INTERPRETING COSMOGENIC EXPOSURE DATES FROM MORAINES USING GEOMORPHIC PROCESS MODELING

The distribution of cosmogenic exposure dates from a moraine contains information about both the age of the moraine and the processes affecting the moraine's morphology. The concentrations of cosmogenic nuclides in boulders on the crest of a moraine can be measured to give an estimate of the moraine's age. However, cosmogenic exposure dates are often biased by geomorphic processes. These processes tend to increase the scatter between exposure dates from individual moraines. In many cases, this excess scatter is accommodated by discarding a subset of the dates and taking an average of the rest. Here, we present an alternative means of interpreting cosmogenic exposure dates, using geomorphic process modeling.

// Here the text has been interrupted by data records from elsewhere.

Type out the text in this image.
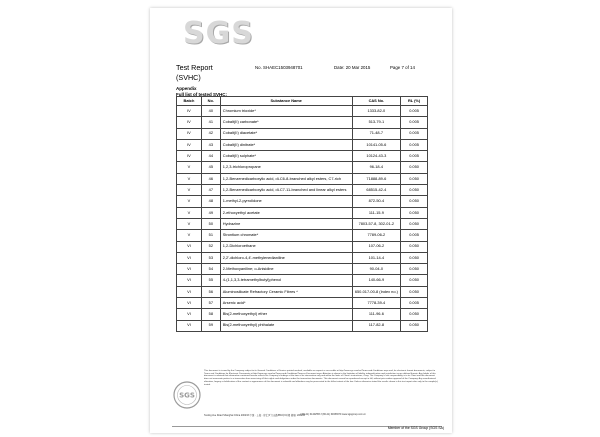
SGS
Test Report
(SVHC)
No. SHAEC1503948701	Date: 20 Mar 2015	Page 7 of 14
Appendix
Full list of tested SVHC:
Batch	No.	Substance Name	CAS No.	RL (%)
IV	40	Chromium trioxide*	1333-82-0	0.005
IV	41	Cobalt(II) carbonate*	513-79-1	0.005
IV	42	Cobalt(II) diacetate*	71-48-7	0.005
IV	43	Cobalt(II) dinitrate*	10141-05-6	0.005
IV	44	Cobalt(II) sulphate*	10124-43-3	0.005
V	45	1,2,3-trichloropropane	96-18-4	0.050
V	46	1,2-Benzenedicarboxylic acid, di-C6-8-branched alkyl esters, C7-rich	71888-89-6	0.050
V	47	1,2-Benzenedicarboxylic acid, di-C7-11-branched and linear alkyl esters	68515-42-4	0.050
V	48	1-methyl-2-pyrrolidone	872-50-4	0.050
V	49	2-ethoxyethyl acetate	111-15-9	0.050
V	50	Hydrazine	7803-57-8, 302-01-2	0.050
V	51	Strontium chromate*	7789-06-2	0.005
VI	52	1,2-Dichloroethane	107-06-2	0.050
VI	53	2,2'-dichloro-4,4'-methylenedianiline	101-14-4	0.050
VI	54	2-Methoxyaniline; o-Anisidine	90-04-0	0.050
VI	55	4-(1,1,3,3-tetramethylbutyl)phenol	140-66-9	0.050
VI	56	Aluminosilicate Refractory Ceramic Fibres ^	650-017-00-8 (Index no.)	0.050
VI	57	Arsenic acid*	7778-39-4	0.005
VI	58	Bis(2-methoxyethyl) ether	111-96-6	0.050
VI	59	Bis(2-methoxyethyl) phthalate	117-82-8	0.050
SGS
This document is issued by the Company subject to its General Conditions of Service printed overleaf, available on request or accessible at http://www.sgs.com/en/Terms-and-Conditions.aspx and, for electronic format documents, subject to Terms and Conditions for Electronic Documents at http://www.sgs.com/en/Terms-and-Conditions/Terms-e-Document.aspx. Attention is drawn to the limitation of liability, indemnification and jurisdiction issues defined therein. Any holder of this document is advised that information contained hereon reflects the Company's findings at the time of its intervention only and within the limits of Client's instructions, if any. The Company's sole responsibility is to its Client and this document does not exonerate parties to a transaction from exercising all their rights and obligations under the transaction documents. This document cannot be reproduced except in full, without prior written approval of the Company. Any unauthorized alteration, forgery or falsification of the content or appearance of this document is unlawful and offenders may be prosecuted to the fullest extent of the law. Unless otherwise stated the results shown in this test report refer only to the sample(s) tested.
Testing Ave Road Shanghai China 200233 中国 · 上海 · 徐汇区宜山路889号3号楼 邮编: 200233
t (86-21) 61402553 f (86-21) 64953679 www.sgsgroup.com.cn
Member of the SGS Group (SGS SA)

This method honors all the dates from a particular moraine, and returns explicit information on the geomorphic processes affecting a given moraine. We have updated an existing model of moraine degradation to predict the production of cosmogenic beryllium-10 beneath moraine surfaces by both nucleons and muons. The updated model returns the expected topographic profile and distribution of cosmogenic exposure dates from a moraine of given age, initial height, initial slope, and topographic diffusivity. We apply the model to the outer Lake Fork moraine in the Uinta Mountains of Utah, where seven beryllium-10 exposure dates have been reported, and where we have recently measured topographic profiles. The exposure dates cluster around 18 ka, with one outlier at 11.5 ka. This observed distribution is consistent with distributions predicted by the model, suggesting that the observed scatter is, indeed, due to moraine degradation. We use Bayesian methods to invert the model against the topographic profiles and cosmogenic exposure dates from the Lake Fork moraine. The inversion yields a probability distribution of moraine age centered on 18 ka, consistent with earlier estimates. The probability distribution of topographic diffusivity returned by the inversion is broad, but also consistent with other estimates. We propose that this interpretive method may be usefully applied to other moraines whose true ages are less clear.